Transparansi adalah keterbukaan pemerintah dalam membuat kebijakan-

kebijakan keuangan daerah sehingga dapat diketahui dan diawasi oleh DPRD dan

masyarakat. Transparansi pengelolaan keuangan daerah pada akhirnya akan

menciptakan    horizontal    accountability    antara    pemerintah    daerah    dengan

masyarakatnya sehingga tercipta pemerintahan daerah yang bersih, efektif, efisien,

akuntabel, dan responsif terhadap aspirasi dan kepentingan masyarakat.

e). Pengendalian

Penerimaan dan pengeluaran daerah (APBD) harus selalu dimonitor, yaitu

dibandingkan antara yang dianggarkan dengan yang dicapai. Untuk itu perlu

dilakukan analisis varians (selisih) terhadap penerimaan dan pengeluaran daerah

agar dapat sesegera mungkin dicari penyebab timbulnya varians dan tindakan

antisipasi ke depan.

Prinsip-prinsip yang mendasari pengelolaan keuangan daerah tersebut

harus    senantiasa    dipegang     teguh     dan    dilaksanakan    oleh    penyelenggara

pemerintahan, karena pada dasarnya masyarakat (publik) memiliki hak dasar

terhadap pemerintah, yaitu:

1. Hak untuk mengetahui (right to know), yaitu:

a. Mengetahui kebijakan pemerintah.

b. Mengetahui keputusan yang diambil pemerintah.

c. Mengetahui alasan dilakukannya suatu kebijakan dan keputusan tertentu.

2. Hak untuk diberi informasi (right to be informed) yang meliputi hak untuk

diberi penjelasan secara terbuka atas permasalahan-permasalahan tertentu yang

menjadi perdebatan publik.

3. Hak untuk didengar aspirasinya (right to be heard and to be listened to).

Dalam upaya pemberdayaan pemerintah daerah, maka perspektif perubahan

yang diinginkan dalam pengelolaan keuangan daerah dan anggaran daerah adalah

sebagai berikut:

1. Pengelolaan keuangan daerah harus bertumpu pada kepentingan publik

(public oriented). Hal ini tidak saja terlihat pada besarnya porsi pengalokasian

anggaran untuk kepentingan publik, tetapi juga terlihat pada besarnya

partisipasi masyarakat dalam perencanaan, pelaksanaan dan pengawasan/

pengendalian keuangan daerah.

2. Kejelasan tentang misi pengelolaan keuangan daerah pada umumnya dan

anggaran daerah pada khususnya.

3. Desentralisasi pengelolaan keuangan dan kejelasan peran para partisipan yang

terkait dalam pengelolaan anggaran, seperti DPRD, KDH, Sekda dan

perangkat daerah lainnya.

4. Kerangka    hukum dan administrasi bagi pembiayaan, investasi,   dan

pengelolaan uang daerah berdasarkan kaidah mekanisme pasar, value for

5. Kejelasan tentang kedudukan keuangan DPRD, KDH, dan PNS-Daerah, baik

ratio maupun dasar pertimbangannya.

6. Ketentuan tentang bentuk dan struktur anggaran, anggaran kinerja, dan

anggaran multi-tahunan.

7. Prinsip pengadaan dan pengelolaan barang daerah yang lebih profesional.

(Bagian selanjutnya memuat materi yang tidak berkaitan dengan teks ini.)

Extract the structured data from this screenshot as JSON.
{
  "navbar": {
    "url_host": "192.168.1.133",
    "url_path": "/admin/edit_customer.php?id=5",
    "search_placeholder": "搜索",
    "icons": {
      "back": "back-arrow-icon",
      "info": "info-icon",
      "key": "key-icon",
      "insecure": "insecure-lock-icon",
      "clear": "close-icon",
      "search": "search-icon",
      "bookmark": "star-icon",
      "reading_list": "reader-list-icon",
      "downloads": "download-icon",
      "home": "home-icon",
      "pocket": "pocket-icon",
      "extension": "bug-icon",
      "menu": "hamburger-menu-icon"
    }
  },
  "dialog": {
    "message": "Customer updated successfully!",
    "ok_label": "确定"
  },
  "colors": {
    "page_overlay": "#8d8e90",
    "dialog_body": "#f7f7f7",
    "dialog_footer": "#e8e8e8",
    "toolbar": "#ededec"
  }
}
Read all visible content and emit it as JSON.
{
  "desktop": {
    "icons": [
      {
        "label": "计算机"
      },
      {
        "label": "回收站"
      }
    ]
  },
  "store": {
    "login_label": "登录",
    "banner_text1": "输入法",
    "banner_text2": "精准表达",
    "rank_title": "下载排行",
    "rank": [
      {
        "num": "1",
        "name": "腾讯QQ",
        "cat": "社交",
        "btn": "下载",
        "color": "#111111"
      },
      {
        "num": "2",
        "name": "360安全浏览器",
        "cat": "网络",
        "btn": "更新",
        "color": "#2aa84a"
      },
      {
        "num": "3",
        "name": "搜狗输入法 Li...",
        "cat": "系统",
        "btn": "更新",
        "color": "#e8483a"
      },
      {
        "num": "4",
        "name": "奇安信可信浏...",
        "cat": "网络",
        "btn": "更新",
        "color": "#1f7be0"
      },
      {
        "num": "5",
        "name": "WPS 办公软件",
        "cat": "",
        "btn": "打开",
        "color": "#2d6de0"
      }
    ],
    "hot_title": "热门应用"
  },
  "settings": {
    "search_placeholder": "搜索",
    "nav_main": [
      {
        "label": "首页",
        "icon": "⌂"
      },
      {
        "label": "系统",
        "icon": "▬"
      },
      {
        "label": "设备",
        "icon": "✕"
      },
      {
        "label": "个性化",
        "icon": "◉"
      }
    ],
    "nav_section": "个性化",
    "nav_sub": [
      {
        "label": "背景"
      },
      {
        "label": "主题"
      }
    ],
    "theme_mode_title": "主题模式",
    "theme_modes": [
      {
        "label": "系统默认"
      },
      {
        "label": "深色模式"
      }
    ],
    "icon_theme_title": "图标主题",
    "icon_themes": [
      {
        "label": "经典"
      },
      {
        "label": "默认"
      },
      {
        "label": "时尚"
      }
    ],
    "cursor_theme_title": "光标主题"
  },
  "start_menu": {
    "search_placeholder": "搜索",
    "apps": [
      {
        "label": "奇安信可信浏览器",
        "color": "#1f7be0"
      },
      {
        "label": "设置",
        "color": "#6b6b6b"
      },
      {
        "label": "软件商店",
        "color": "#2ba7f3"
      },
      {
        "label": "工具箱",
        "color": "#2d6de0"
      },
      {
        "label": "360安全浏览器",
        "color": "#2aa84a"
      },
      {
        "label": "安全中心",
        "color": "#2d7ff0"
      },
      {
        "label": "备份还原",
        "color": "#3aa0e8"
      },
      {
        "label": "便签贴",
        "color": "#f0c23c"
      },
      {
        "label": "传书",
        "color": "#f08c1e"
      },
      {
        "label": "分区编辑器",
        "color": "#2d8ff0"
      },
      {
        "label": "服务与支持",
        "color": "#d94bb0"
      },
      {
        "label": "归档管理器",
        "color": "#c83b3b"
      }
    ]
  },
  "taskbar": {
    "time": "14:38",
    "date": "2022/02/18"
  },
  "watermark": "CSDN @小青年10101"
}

8. Standar dan sistem akuntansi keuangan daerah, laporan keuangan, peran

akuntan independen dalam pemeriksaan, pemberian opini dan rating kinerja

anggaran, dan transparansi informasi anggaran kepada publik.

9. Aspek pembinaan dan pengawasan yang meliputi batasan pembinaan, peran

asosiasi, dan peran anggota masyarakat guna pengembangan profesionalisme

aparat pemerintah daerah.

10. Pengembangan sistem informasi keuangan daerah untuk menyediakan

informasi anggaran yang akurat dan pengembangan komitmen pemerintah

daerah terhadap penyebarluasan informasi sehingga memudahkan pelaporan

dan pengendalian, serta mempermudahkan mendapatkan informasi.

Secara lebih spesifik, paradigma anggaran daerah yang diperlukan di era

otonomi daerah adalah sebagai berikut:

1. Anggaran Daerah harus bertumpu pada kepentingan publik.

2. Anggaran Daerah harus dikelola dengan hasil yang baik dan biaya rendah

(work better and cost less).

3. Anggaran Daerah harus mampu memberikan transparansi dan akuntabilitas

secara rasional untuk keseluruhan siklus anggaran.

4. Anggaran Daerah harus dikelola dengan pendekatan kinerja (performance

oriented) untuk seluruh jenis pengeluaran maupun pendapatan.

5. Anggaran Daerah harus mampu menumbuhkan profesionalisme kerja di

setiap organisasi yang terkait.

Anggaran     Daerah     harus     dapat     memberikan    keleluasaan    bagi     para

pelaksananya     untuk      memaksimalkan     pengelolaan      dananya     dengan

memperhatikan prinsip value for money.